Man muss freilich sagen, dass es neben einer nach wie vor weit verbreiteten saturierten Gleichgültigkeit eine durchaus rege linke Gegenbewegung gibt, die aus dieser vielfältigen Krise neue Kraft schöpft beziehungsweise sie in ihrem Sinne zu nutzen versteht. Eine ihrer Ikonen ist der ehemalige griechische Finanzminister Yanis Varoufakis, der erst kürzlich an der Wiener Wirtschaftsuniversität (und in Folge natürlich vom ORF) gefeiert wurde.

Das ist völlig in Ordnung so und man muss dieser neu erwachten alten Linken dankbar sein, dass sie mit offenem Visier kämpft und aus ihren Absichten kein Hehl macht: den, wie sie es gerne nennen, "Austeritätsirrsinn" beenden, die EU (noch mehr) zur Transferunion umgestalten, weitestgehende Entgrenzung sowohl in der Migrations- als auch in der Gesellschaftspolitik etc. Kurz gefasst, auf dem Programm steht die "Neuerfindung des Sozialismus", denn es geht immerhin um "Sozialismus oder Zerfall" (© A. Thurnher).

Schäuble und Kurz

Warum aber setzt die bürgerlich-liberalkonservative Seite dem so wenig entgegen, weshalb diese Mutlosigkeit, woher die Artikulationsschwäche? Wenige Ausnahmen gibt es hier - europaweit und in Österreich. Einer von ihnen ist der deutsche Finanzminister Wolfgang Schäuble, ein anderer der österreichische Außenminister Sebastian Kurz. Letzterer war so ziemlich der einzige österreichische Spitzenpolitiker, der in der Flüchtlingsfrage klar Position bezogen und erkennen lassen hat, dass er die Dimension der Problematik erfasst hat (sehr im Unterschied etwa zum jüngsten jämmerlichen Geschwurbel seines Parteichefs in der ZIB 2, welches auch in der Langversion in der TV-Thek nicht besser wird ...).
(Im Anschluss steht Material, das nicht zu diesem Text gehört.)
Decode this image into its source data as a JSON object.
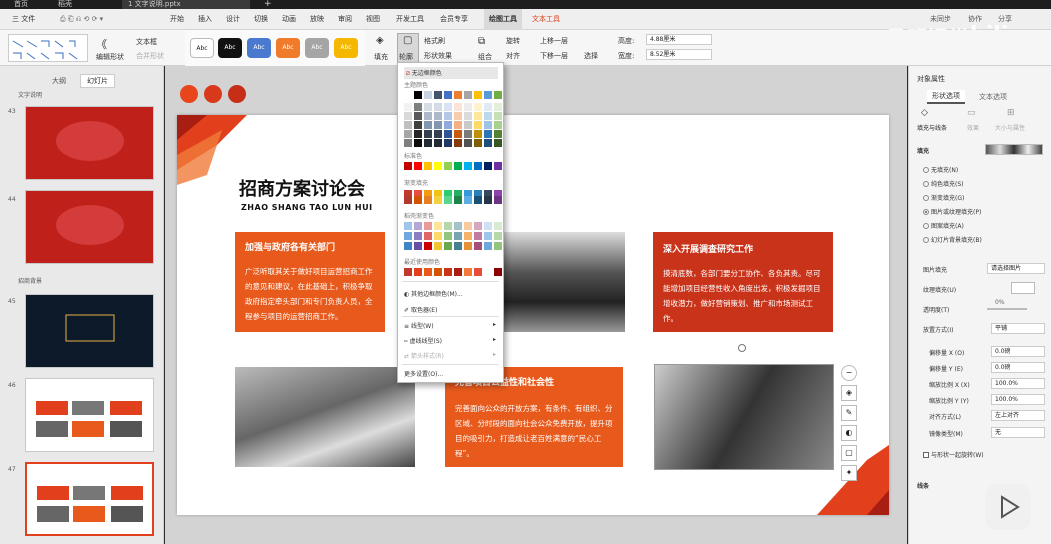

Für die kleine österreichische Welt: Dieser Kurz ist nun auch Präsident der Politischen Akademie der ÖVP. Das könnte der Ort sein, um einen Gegenentwurf zur "Neuerfindung des Sozialismus" zu formulieren: von der Asyl- über die Europa-, Wirtschafts- und Sozial-bis zur Bildungs-, Gender- und Biopolitik.